Basic Broadcasting Ltd v HMRC  UKFTT 48(TC) is another case about the employment status of a television presenter. This time it’s Adrian Chiles.
It’s now well-established that the test of whether a relationship amounts to an employment has three elements. The first is whether there is ‘mutuality of obligation’ between the parties, and the second whether the putative employer has a sufficient degree of control over the putative employee. Where both tests are satisfied, the relationship is prima facie one of employment. And these (particularly the ‘control’ test) are usually the main areas of dispute.
But even if there is sufficient mutuality and control, there is a third question to be asked: are there other factors present which displace the prima facie case and impel the conclusion that the relationship is not after all one of employment? It’s this third test which features heavily in the Chiles case: the Tribunal was satisfied that there was, prima facie, an employment: but was it contradicted by other circumstances?
Chiles draws heavily on the Atholl House case on which we commented last year (here). That case has been appealed to the Court of Appeal, so the story on ‘other factors’ is not yet over. But it’s worth looking at the story so far.
In principle, an engagement that otherwise looks very much like an employment may not be an employment if it’s undertaken as part of a business. Rowlatt, J put it like this:
‘It seems to me that where one finds a method of earning a livelihood which does not contemplate the obtaining of a post and staying in it, but essentially contemplates a series of engagements and moving from one to the other – and in the case of an actor’s or actress’s life it certainly involves going from one to the other and not going on playing one part for the rest of his or her life, but in obtaining first one engagement and then another, and a whole series of them – then each of those engagements could not be considered an employment, but is a mere engagement in the course of exercising a profession’
That seems clear enough as a principle and was subsequently applied to the case of a vision mixer who worked for a couple of dozen different customers over the course of each year on numerous discrete engagements, most of them lasting no more than a single day. So, again, this was a business that fundamentally contemplated not ‘the obtaining of a post and staying in it’ but ‘a series of engagements and moving from one to the other’.
However, it’s arguably something of a jump to apply that same principle to cases such as Atholl House and Chiles where the income from the putative employment with a single putative employer accounted for well over half of the annual income of the individual in question and to hold (as was held in both cases) that no employment existed.

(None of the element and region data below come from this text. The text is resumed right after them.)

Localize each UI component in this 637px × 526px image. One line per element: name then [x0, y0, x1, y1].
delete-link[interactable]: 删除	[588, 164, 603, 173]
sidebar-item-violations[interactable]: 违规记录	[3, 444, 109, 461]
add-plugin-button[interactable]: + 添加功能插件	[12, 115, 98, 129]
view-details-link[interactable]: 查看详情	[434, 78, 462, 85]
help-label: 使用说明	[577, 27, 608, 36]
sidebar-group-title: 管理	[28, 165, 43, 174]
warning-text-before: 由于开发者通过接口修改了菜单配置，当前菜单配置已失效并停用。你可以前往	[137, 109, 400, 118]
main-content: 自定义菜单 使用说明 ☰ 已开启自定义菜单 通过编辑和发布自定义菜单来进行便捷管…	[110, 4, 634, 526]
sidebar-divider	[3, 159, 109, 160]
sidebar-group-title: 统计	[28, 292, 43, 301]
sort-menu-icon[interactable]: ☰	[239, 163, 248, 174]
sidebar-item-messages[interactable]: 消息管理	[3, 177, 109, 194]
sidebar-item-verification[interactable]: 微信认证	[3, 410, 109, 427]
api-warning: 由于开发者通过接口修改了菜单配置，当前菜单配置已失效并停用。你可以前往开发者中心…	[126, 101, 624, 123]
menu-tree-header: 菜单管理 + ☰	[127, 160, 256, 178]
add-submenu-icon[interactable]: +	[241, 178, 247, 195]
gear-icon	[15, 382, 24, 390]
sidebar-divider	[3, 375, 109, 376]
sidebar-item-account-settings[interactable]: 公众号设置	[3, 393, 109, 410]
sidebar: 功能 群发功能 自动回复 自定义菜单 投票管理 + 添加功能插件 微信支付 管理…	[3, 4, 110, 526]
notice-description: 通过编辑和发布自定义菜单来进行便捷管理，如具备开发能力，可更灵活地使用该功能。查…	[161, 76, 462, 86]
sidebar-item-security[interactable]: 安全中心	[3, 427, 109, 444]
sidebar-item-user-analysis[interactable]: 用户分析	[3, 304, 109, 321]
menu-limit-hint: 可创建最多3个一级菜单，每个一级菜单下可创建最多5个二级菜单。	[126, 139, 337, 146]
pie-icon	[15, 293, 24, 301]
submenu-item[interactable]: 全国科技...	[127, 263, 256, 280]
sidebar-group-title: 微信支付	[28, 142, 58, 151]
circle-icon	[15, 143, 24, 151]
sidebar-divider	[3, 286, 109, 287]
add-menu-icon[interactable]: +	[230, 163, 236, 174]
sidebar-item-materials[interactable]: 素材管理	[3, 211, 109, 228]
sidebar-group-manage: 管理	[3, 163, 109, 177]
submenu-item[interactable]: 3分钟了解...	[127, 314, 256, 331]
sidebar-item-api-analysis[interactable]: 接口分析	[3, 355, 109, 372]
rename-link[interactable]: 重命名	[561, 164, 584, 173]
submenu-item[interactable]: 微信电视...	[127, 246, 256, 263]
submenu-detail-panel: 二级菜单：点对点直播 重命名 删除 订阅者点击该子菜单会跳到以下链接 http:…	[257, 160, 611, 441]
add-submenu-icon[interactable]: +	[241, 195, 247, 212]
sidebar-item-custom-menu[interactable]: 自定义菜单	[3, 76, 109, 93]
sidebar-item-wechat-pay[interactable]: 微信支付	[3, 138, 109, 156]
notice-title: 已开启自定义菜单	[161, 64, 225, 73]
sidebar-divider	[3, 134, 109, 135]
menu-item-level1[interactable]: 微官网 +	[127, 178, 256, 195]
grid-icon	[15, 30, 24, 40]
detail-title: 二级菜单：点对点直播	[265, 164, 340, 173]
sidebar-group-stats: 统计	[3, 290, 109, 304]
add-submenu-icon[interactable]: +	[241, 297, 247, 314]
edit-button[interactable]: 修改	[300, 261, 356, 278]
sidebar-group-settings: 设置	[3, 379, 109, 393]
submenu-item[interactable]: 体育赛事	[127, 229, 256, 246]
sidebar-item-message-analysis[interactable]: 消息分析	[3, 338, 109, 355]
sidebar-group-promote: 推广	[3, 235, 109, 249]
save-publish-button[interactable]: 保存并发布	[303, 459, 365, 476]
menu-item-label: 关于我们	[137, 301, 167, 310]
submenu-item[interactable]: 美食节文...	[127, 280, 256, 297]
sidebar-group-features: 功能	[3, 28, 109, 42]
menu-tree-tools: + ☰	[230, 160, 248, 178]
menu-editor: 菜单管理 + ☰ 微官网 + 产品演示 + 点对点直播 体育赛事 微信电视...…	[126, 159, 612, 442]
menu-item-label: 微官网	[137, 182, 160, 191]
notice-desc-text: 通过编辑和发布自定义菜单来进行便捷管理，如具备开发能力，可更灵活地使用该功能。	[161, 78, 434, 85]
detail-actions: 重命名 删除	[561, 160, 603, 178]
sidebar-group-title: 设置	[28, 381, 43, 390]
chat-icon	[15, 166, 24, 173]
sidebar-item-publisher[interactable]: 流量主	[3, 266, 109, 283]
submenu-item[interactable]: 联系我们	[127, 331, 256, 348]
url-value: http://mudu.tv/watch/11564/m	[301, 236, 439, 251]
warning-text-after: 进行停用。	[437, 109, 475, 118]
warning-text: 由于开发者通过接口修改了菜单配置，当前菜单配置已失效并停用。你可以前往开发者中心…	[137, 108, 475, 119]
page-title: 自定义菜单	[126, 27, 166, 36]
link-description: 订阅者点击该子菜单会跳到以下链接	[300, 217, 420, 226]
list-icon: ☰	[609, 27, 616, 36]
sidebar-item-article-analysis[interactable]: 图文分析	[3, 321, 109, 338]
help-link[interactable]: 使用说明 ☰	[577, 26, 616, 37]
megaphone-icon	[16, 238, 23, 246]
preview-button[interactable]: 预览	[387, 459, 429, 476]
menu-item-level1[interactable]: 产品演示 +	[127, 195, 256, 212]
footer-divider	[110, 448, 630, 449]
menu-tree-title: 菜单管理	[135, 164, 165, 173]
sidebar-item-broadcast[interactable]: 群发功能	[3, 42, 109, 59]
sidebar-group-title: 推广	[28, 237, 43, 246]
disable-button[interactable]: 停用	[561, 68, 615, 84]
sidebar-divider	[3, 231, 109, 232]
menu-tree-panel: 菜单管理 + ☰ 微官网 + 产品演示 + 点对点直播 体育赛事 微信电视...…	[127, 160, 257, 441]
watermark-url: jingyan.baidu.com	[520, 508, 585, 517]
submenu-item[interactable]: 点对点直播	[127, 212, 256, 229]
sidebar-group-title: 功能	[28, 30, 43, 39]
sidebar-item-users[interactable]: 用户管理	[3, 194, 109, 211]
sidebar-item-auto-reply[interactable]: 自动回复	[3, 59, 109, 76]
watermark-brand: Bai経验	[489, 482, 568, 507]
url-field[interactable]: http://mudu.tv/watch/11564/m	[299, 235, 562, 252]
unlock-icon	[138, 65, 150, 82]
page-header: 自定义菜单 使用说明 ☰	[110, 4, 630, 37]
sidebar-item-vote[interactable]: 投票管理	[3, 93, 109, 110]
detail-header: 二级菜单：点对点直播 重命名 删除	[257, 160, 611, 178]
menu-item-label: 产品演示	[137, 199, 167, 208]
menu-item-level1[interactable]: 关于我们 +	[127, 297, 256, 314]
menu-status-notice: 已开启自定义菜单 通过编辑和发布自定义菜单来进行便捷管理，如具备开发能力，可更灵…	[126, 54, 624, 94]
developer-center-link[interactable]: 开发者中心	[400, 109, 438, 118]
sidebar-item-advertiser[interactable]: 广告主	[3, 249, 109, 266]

It’s also worth remembering that legislation introduced in 2018 (previously an extra-statutory concession) provides that in some circumstances, income from an employment is treated as business income. This applies if an employment is undertaken in the course of a profession (one of the few remaining instances in which tax law differentiates between ‘professions’ and ‘trades’); both the time commitment and the remuneration are ‘insubstantial’ compared with the income from the profession as a whole; and the employment is ‘related’ to the profession.
That legislation clearly doesn’t help either Mr Chiles or Kaye Adams (the taxpayer in the Atholl House case); even if presenting on television is a profession (dubious) the contested income was far from ‘insubstantial’. But it does muddy the waters somewhat.
We await the Court of Appeal’s words of wisdom with more-than-usually bated breath.